Entombed frogs and toads - mystery or myth?
For centuries, Britain's folklore has featured reports of the strange phenomena of entombed animals, usually frogs or toads, discovered alive within hollow rocks. But is there any truth in this story? And where did this idea come from?
This 'toad in the hole' phenomenon has been reported since the fifteenth century, but reached its peak in Britain in the early and mid-1800s. The idea was popular enough for Dickens to mention these curiosities in his journal All the Year Round.

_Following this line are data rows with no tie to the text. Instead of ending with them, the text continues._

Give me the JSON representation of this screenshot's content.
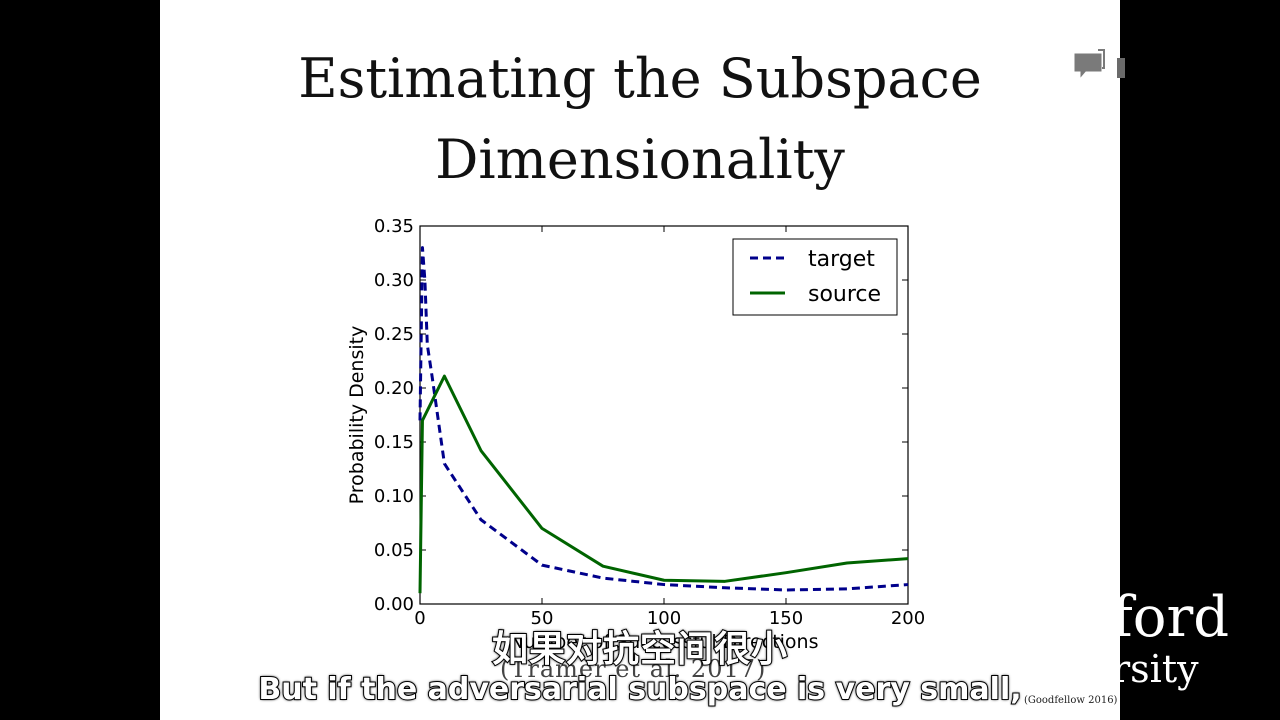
{
  "slide": {
    "title_lines": [
      "Estimating the Subspace",
      "Dimensionality"
    ],
    "citation": "(Tramèr et al. 2017)",
    "credit": "(Goodfellow 2016)"
  },
  "logo": {
    "line1": "ford",
    "line2": "rsity"
  },
  "icons": {
    "comment": "comment-icon"
  },
  "subtitles": {
    "zh": "如果对抗空间很小",
    "en": "But if the adversarial subspace is very small,"
  },
  "chart_data": {
    "type": "line",
    "xlabel": "Number of Successful Directions",
    "ylabel": "Probability Density",
    "xlim": [
      0,
      200
    ],
    "ylim": [
      0,
      0.35
    ],
    "x_ticks": [
      "0",
      "50",
      "100",
      "150",
      "200"
    ],
    "y_ticks": [
      "0.00",
      "0.05",
      "0.10",
      "0.15",
      "0.20",
      "0.25",
      "0.30",
      "0.35"
    ],
    "legend_position": "top-right",
    "series": [
      {
        "name": "target",
        "color": "#00008b",
        "style": "dashed",
        "x": [
          0,
          1,
          2,
          3,
          5,
          10,
          25,
          50,
          75,
          100,
          125,
          150,
          175,
          200
        ],
        "y": [
          0.17,
          0.33,
          0.3,
          0.24,
          0.21,
          0.13,
          0.078,
          0.036,
          0.024,
          0.018,
          0.015,
          0.013,
          0.014,
          0.018
        ]
      },
      {
        "name": "source",
        "color": "#006400",
        "style": "solid",
        "x": [
          0,
          1,
          10,
          25,
          50,
          75,
          100,
          125,
          150,
          175,
          200
        ],
        "y": [
          0.01,
          0.17,
          0.211,
          0.142,
          0.07,
          0.035,
          0.022,
          0.021,
          0.029,
          0.038,
          0.042
        ]
      }
    ]
  }
}
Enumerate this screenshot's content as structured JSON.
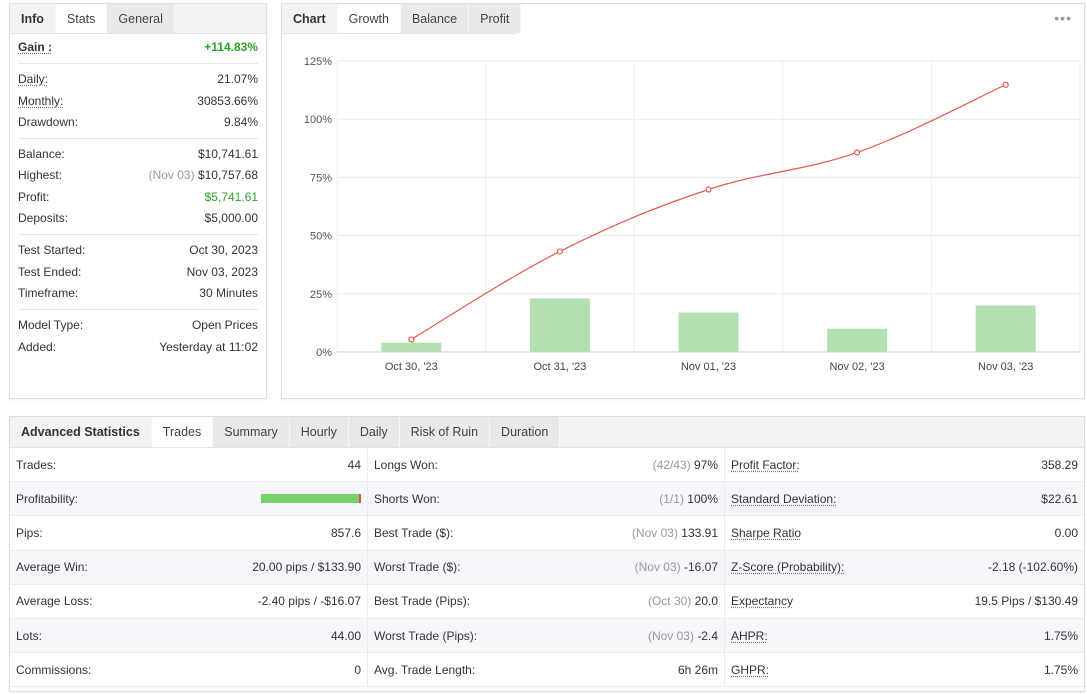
{
  "stats_tabs": [
    "Info",
    "Stats",
    "General"
  ],
  "stats": {
    "gain": {
      "label": "Gain :",
      "value": "+114.83%"
    },
    "group1": [
      {
        "label": "Daily:",
        "value": "21.07%",
        "u": true
      },
      {
        "label": "Monthly:",
        "value": "30853.66%",
        "u": true
      },
      {
        "label": "Drawdown:",
        "value": "9.84%",
        "u": false
      }
    ],
    "group2": [
      {
        "label": "Balance:",
        "value": "$10,741.61",
        "note": ""
      },
      {
        "label": "Highest:",
        "value": "$10,757.68",
        "note": "(Nov 03)"
      },
      {
        "label": "Profit:",
        "value": "$5,741.61",
        "note": ""
      },
      {
        "label": "Deposits:",
        "value": "$5,000.00",
        "note": ""
      }
    ],
    "group3": [
      {
        "label": "Test Started:",
        "value": "Oct 30, 2023"
      },
      {
        "label": "Test Ended:",
        "value": "Nov 03, 2023"
      },
      {
        "label": "Timeframe:",
        "value": "30 Minutes"
      }
    ],
    "group4": [
      {
        "label": "Model Type:",
        "value": "Open Prices"
      },
      {
        "label": "Added:",
        "value": "Yesterday at 11:02"
      }
    ]
  },
  "chart_tabs": [
    "Chart",
    "Growth",
    "Balance",
    "Profit"
  ],
  "more_icon": "•••",
  "chart_data": {
    "type": "bar+line",
    "categories": [
      "Oct 30, '23",
      "Oct 31, '23",
      "Nov 01, '23",
      "Nov 02, '23",
      "Nov 03, '23"
    ],
    "series": [
      {
        "kind": "bar",
        "values": [
          4,
          23,
          17,
          10,
          20
        ],
        "color": "#b3e0b0"
      },
      {
        "kind": "line",
        "values": [
          5.4,
          43.2,
          69.8,
          85.7,
          114.8
        ],
        "color": "#e35a4f"
      }
    ],
    "yticks": [
      "125%",
      "100%",
      "75%",
      "50%",
      "25%",
      "0%"
    ],
    "ylim": [
      0,
      125
    ],
    "grid": true
  },
  "adv_tabs": [
    "Advanced Statistics",
    "Trades",
    "Summary",
    "Hourly",
    "Daily",
    "Risk of Ruin",
    "Duration"
  ],
  "adv": {
    "col1": [
      {
        "label": "Trades:",
        "value": "44"
      },
      {
        "label": "Profitability:",
        "value": "",
        "bar": 0.977
      },
      {
        "label": "Pips:",
        "value": "857.6"
      },
      {
        "label": "Average Win:",
        "value": "20.00 pips / $133.90"
      },
      {
        "label": "Average Loss:",
        "value": "-2.40 pips / -$16.07"
      },
      {
        "label": "Lots:",
        "value": "44.00"
      },
      {
        "label": "Commissions:",
        "value": "0"
      }
    ],
    "col2": [
      {
        "label": "Longs Won:",
        "note": "(42/43)",
        "value": "97%"
      },
      {
        "label": "Shorts Won:",
        "note": "(1/1)",
        "value": "100%"
      },
      {
        "label": "Best Trade ($):",
        "note": "(Nov 03)",
        "value": "133.91"
      },
      {
        "label": "Worst Trade ($):",
        "note": "(Nov 03)",
        "value": "-16.07"
      },
      {
        "label": "Best Trade (Pips):",
        "note": "(Oct 30)",
        "value": "20.0"
      },
      {
        "label": "Worst Trade (Pips):",
        "note": "(Nov 03)",
        "value": "-2.4"
      },
      {
        "label": "Avg. Trade Length:",
        "note": "",
        "value": "6h 26m"
      }
    ],
    "col3": [
      {
        "label": "Profit Factor:",
        "value": "358.29"
      },
      {
        "label": "Standard Deviation:",
        "value": "$22.61"
      },
      {
        "label": "Sharpe Ratio",
        "value": "0.00"
      },
      {
        "label": "Z-Score (Probability):",
        "value": "-2.18 (-102.60%)"
      },
      {
        "label": "Expectancy",
        "value": "19.5 Pips / $130.49"
      },
      {
        "label": "AHPR:",
        "value": "1.75%"
      },
      {
        "label": "GHPR:",
        "value": "1.75%"
      }
    ]
  },
  "colors": {
    "positive": "#2aa52a",
    "bar": "#b3e0b0",
    "line": "#e35a4f"
  }
}
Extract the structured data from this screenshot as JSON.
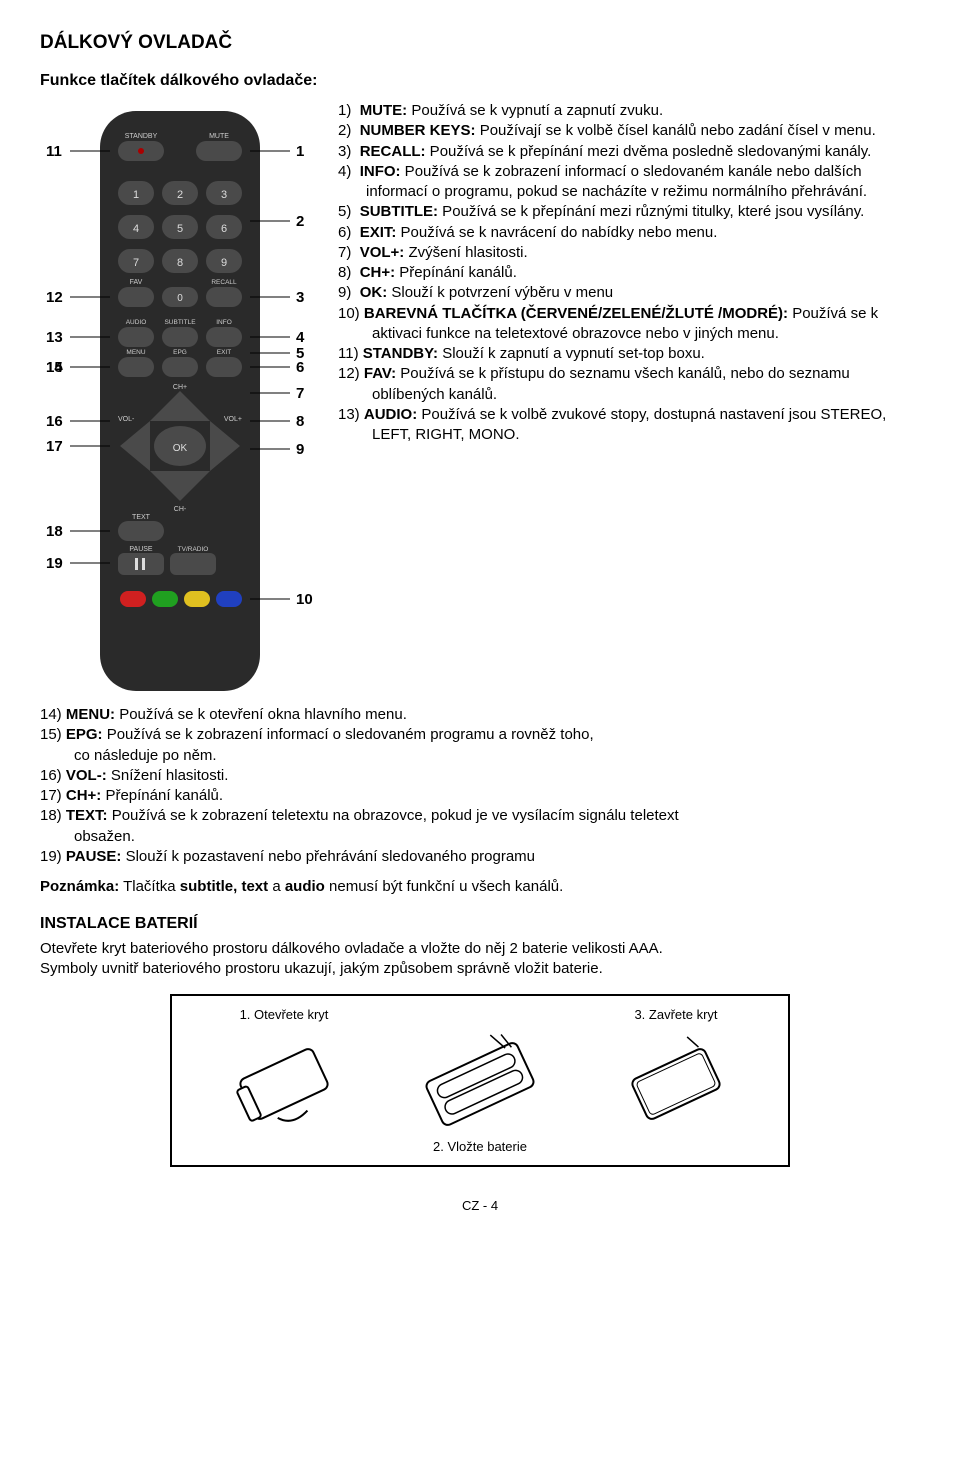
{
  "page": {
    "title": "DÁLKOVÝ OVLADAČ",
    "subtitle": "Funkce tlačítek dálkového ovladače:",
    "footer": "CZ - 4"
  },
  "remote": {
    "body_color": "#2a2a2a",
    "button_color": "#4a4a4a",
    "button_text_color": "#e0e0e0",
    "left_callouts": [
      "11",
      "12",
      "13",
      "14",
      "15",
      "16",
      "17",
      "18",
      "19"
    ],
    "right_callouts": [
      "1",
      "2",
      "3",
      "4",
      "5",
      "6",
      "7",
      "8",
      "9",
      "10"
    ],
    "top_left_btn": "STANDBY",
    "top_right_btn": "MUTE",
    "num_keys": [
      "1",
      "2",
      "3",
      "4",
      "5",
      "6",
      "7",
      "8",
      "9",
      "0"
    ],
    "fav_btn": "FAV",
    "recall_btn": "RECALL",
    "row_audio": [
      "AUDIO",
      "SUBTITLE",
      "INFO"
    ],
    "row_menu": [
      "MENU",
      "EPG",
      "EXIT"
    ],
    "ch_plus": "CH+",
    "ch_minus": "CH-",
    "vol_minus": "VOL-",
    "vol_plus": "VOL+",
    "ok": "OK",
    "text_btn": "TEXT",
    "pause_btn": "PAUSE",
    "tvradio_btn": "TV/RADIO",
    "color_btns": [
      "#d02020",
      "#20a020",
      "#e0c020",
      "#2040c0"
    ]
  },
  "desc": {
    "i1_n": "1)",
    "i1_b": "MUTE:",
    "i1_t": " Používá se k vypnutí a zapnutí zvuku.",
    "i2_n": "2)",
    "i2_b": "NUMBER KEYS:",
    "i2_t": " Používají se k volbě čísel kanálů nebo zadání čísel v menu.",
    "i3_n": "3)",
    "i3_b": "RECALL:",
    "i3_t": " Používá se k přepínání mezi dvěma posledně sledovanými kanály.",
    "i4_n": "4)",
    "i4_b": "INFO:",
    "i4_t": " Používá se k zobrazení informací o sledovaném kanále nebo dalších informací o programu, pokud se nacházíte v režimu normálního přehrávání.",
    "i5_n": "5)",
    "i5_b": "SUBTITLE:",
    "i5_t": " Používá se k přepínání mezi různými titulky, které jsou vysílány.",
    "i6_n": "6)",
    "i6_b": "EXIT:",
    "i6_t": " Používá se k navrácení do nabídky nebo menu.",
    "i7_n": "7)",
    "i7_b": "VOL+:",
    "i7_t": " Zvýšení hlasitosti.",
    "i8_n": "8)",
    "i8_b": "CH+:",
    "i8_t": " Přepínání kanálů.",
    "i9_n": "9)",
    "i9_b": "OK:",
    "i9_t": " Slouží k potvrzení výběru v menu",
    "i10_n": "10)",
    "i10_b": "BAREVNÁ TLAČÍTKA (ČERVENÉ/ZELENÉ/ŽLUTÉ /MODRÉ):",
    "i10_t": " Používá se k aktivaci funkce na teletextové obrazovce nebo v jiných menu.",
    "i11_n": "11)",
    "i11_b": "STANDBY:",
    "i11_t": " Slouží k zapnutí a vypnutí set-top boxu.",
    "i12_n": "12)",
    "i12_b": "FAV:",
    "i12_t": " Používá se k přístupu do seznamu všech kanálů, nebo do seznamu oblíbených kanálů.",
    "i13_n": "13)",
    "i13_b": "AUDIO:",
    "i13_t": " Používá se k volbě zvukové stopy, dostupná nastavení jsou STEREO, LEFT, RIGHT, MONO."
  },
  "lower": {
    "i14_n": "14)",
    "i14_b": "MENU:",
    "i14_t": " Používá se k otevření okna hlavního menu.",
    "i15_n": "15)",
    "i15_b": "EPG:",
    "i15_t": " Používá se k zobrazení informací o sledovaném programu a rovněž toho,",
    "i15_t2": "co následuje po něm.",
    "i16_n": "16)",
    "i16_b": "VOL-:",
    "i16_t": " Snížení hlasitosti.",
    "i17_n": "17)",
    "i17_b": "CH+:",
    "i17_t": " Přepínání kanálů.",
    "i18_n": "18)",
    "i18_b": "TEXT:",
    "i18_t": " Používá se k zobrazení teletextu na obrazovce, pokud je ve vysílacím signálu teletext",
    "i18_t2": "obsažen.",
    "i19_n": "19)",
    "i19_b": "PAUSE:",
    "i19_t": " Slouží k pozastavení nebo přehrávání sledovaného programu"
  },
  "note": {
    "label": "Poznámka:",
    "pre": " Tlačítka ",
    "bold": "subtitle, text",
    "mid": " a ",
    "bold2": "audio",
    "post": " nemusí být funkční u všech kanálů."
  },
  "battery": {
    "heading": "INSTALACE BATERIÍ",
    "line1": "Otevřete kryt bateriového prostoru dálkového ovladače a vložte do něj 2 baterie velikosti AAA.",
    "line2": "Symboly uvnitř bateriového prostoru ukazují, jakým způsobem správně vložit baterie.",
    "step1": "1. Otevřete kryt",
    "step2": "2. Vložte baterie",
    "step3": "3. Zavřete kryt"
  }
}
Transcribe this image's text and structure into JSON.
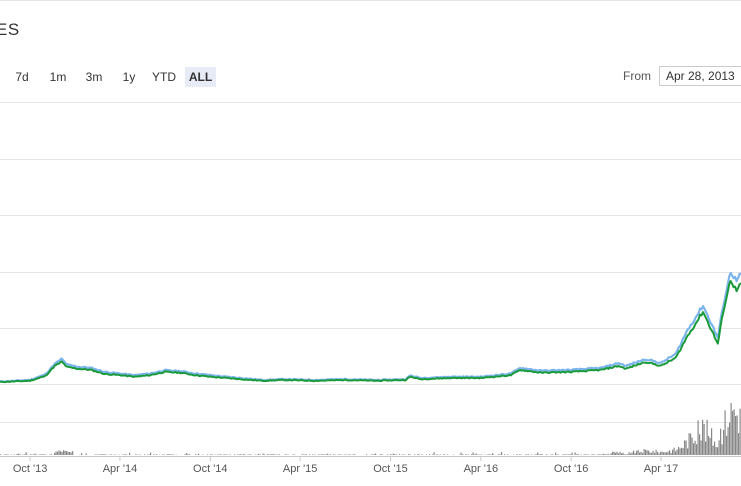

Examples of the stories include a toad extracted from a block of stone by excavators in Hartlepool in 1865; a man who claimed to have freed 23 frogs from a single piece of concrete while widening a road in Devonshire; a British soldier working in a quarry during WWII who found one inside a slab of rock; and a lump of coal dug from a seam 300ft below Newport, Monmouthshire which went on display at London's 1862 Great Exhibition. With it was a frog that miners claimed to have found alive, encased in the coal - presumably millions of years old.
Claims like these intrigued and annoyed the English paleontologist William Buckland, who carried out a series of experiments during the 1820s to test the theory.
He placed toads of different sizes and ages into carved chambers within limestone and sandstone blocks, then buried the blocks in his garden. A year later, he dug up the blocks and found that most of the toads were dead and decayed. A few toads that had been in the limestone (which did contain small pores) were still living. However, Buckland found them all dead after reburying them in the limestone for another year.
Buckland concluded that toads could not survive inside rock for extreme lengths of time, and determined that reports of the entombed animal phenomenon were mistaken. Most scientists agreed.